Prior to this position, I spent a large part of my career managing in Washington Mutual’s retail bank and with people whose natures were generally quite cooperative and accommodating.
When I moved into the investment division, I discovered fully-commissioned brokers behaved very differently than branch employees. Because they perceived themselves to be self-employed, they seemed predisposed toward being less trusting of management and always wanting more. Higher commissions. Better products. More freedom with their time.
Because I hadn’t spent my formative career years in the investments business, many of the managers in the division were quick to tell me that I couldn’t lead these people the same way I did when I worked with salaried bank employees. “You have to treat them very differently,” they said.
This guidance left me with the clear impression that the investment manager’s job was similar to a lion tamer’s. “The brokers will perform tricks for you when you throw them some raw meat – but you always need to protect yourself by holding up a chair or snapping a whip”.

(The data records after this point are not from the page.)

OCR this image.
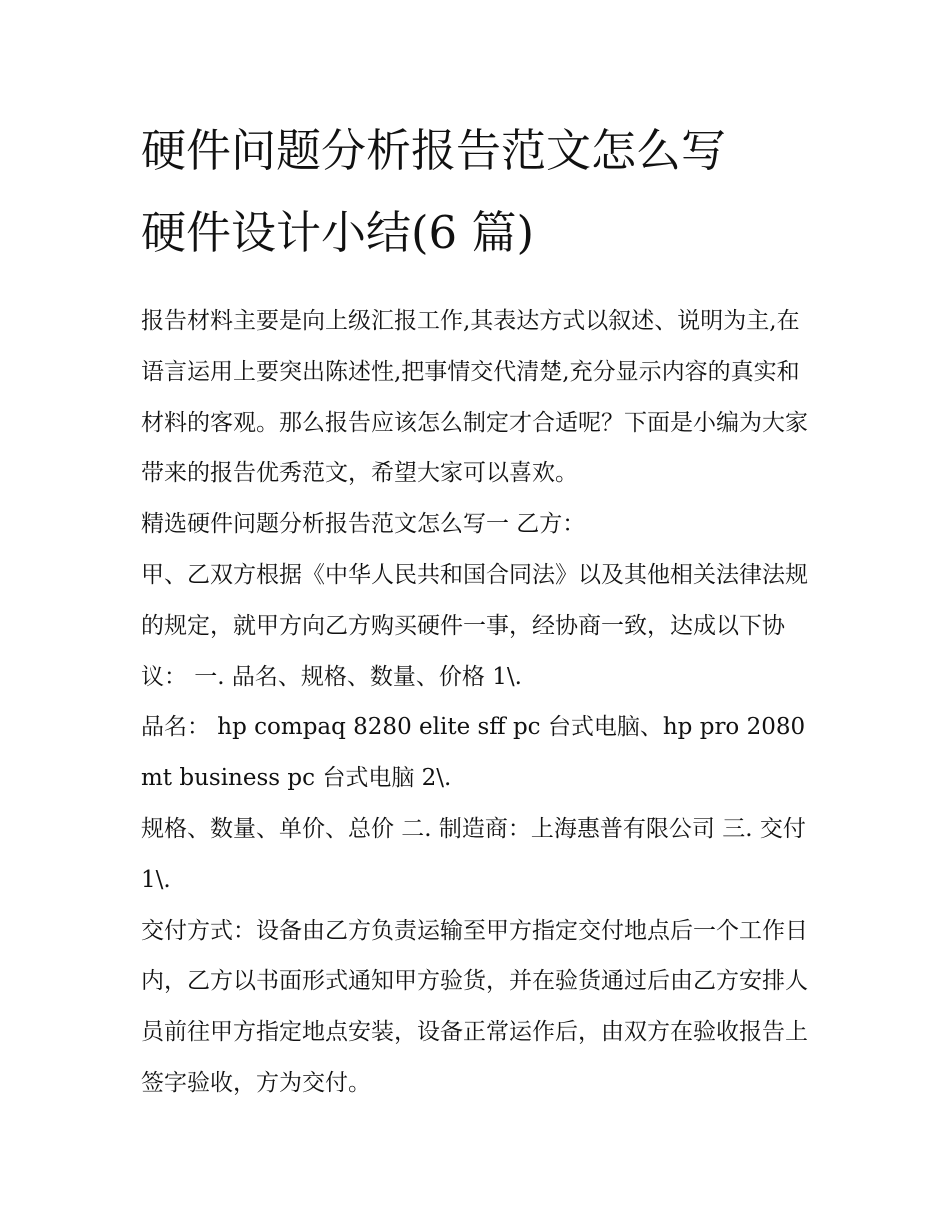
硬件问题分析报告范文怎么写
硬件设计小结(6 篇)

报告材料主要是向上级汇报工作,其表达方式以叙述、说明为主,在语言运用上要突出陈述性,把事情交代清楚,充分显示内容的真实和材料的客观。那么报告应该怎么制定才合适呢？下面是小编为大家带来的报告优秀范文，希望大家可以喜欢。

精选硬件问题分析报告范文怎么写一 乙方：

甲、乙双方根据《中华人民共和国合同法》以及其他相关法律法规的规定，就甲方向乙方购买硬件一事，经协商一致，达成以下协议： 一. 品名、规格、数量、价格 1\.

品名： hp compaq 8280 elite sff pc 台式电脑、hp pro 2080 mt business pc 台式电脑 2\.

规格、数量、单价、总价 二. 制造商：上海惠普有限公司 三. 交付 1\.

交付方式：设备由乙方负责运输至甲方指定交付地点后一个工作日内，乙方以书面形式通知甲方验货，并在验货通过后由乙方安排人员前往甲方指定地点安装，设备正常运作后，由双方在验收报告上签字验收，方为交付。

What I wanted was to lead these reps in the only way I knew was effective. I wanted to build greater trust, deeper relationships — and (professionally) appeal to their hearts. Yet it was widely assumed by my new management team that these people long ago had turned off their hearts in the exclusively brain-driven pursuit of making money.
Here’s when I first confirmed my new team of brokers all were indeed human beings afterall and that it was our company’s standard approach to leading them which was undermining their effectiveness.
I was in charge of planning a three day conference in which all the company’s brokers were attending. In seeking ideas for a keynote speaker, managers recommended Lou Dobbs – host of CNN’s Moneyline. The belief was that the reps had one interest – making money – and that Dobb’s with his financial expertise would have great appeal.
Rejecting this, I hired Chris Gardner, a former stockbroker himself who endured extended homelessness while being the sole parent to his toddler son.
Late on a Saturday afternoon, the reps gave rapt attention to Gardner who described how he lived in shelters while trying to get a foothold as a broker. He told emotional stories about rushing to get his little boy to the shelter each night and to find him a bed before they were all gone.
When Gardner was finished, the reps gave him a standing ovation. But here’s the moment I first came to see the truly human side of the new people I was leading.
With the meeting now over, the reps normally would have been inclined to rush to get out and on their way home. Instead, nearly 700 people waited in a long line to purchase a copy of Gardner’s book, The Pursuit of Happiness, and then waited in a similarly long line to meet Gardner and have him sign their book.
There’s no question that Gardner’s deeply human story resonated inside the hearts of those reps and had the effect of inspiring them to more optimistically manage their own life’s challenges.
In my first year leading this team of financial consultants, we set an all-time record for revenue and had the highest profitability in the division’s 25 year history. So what’s the moral of the story?
Never forget, there’s a human being inside every person you lead.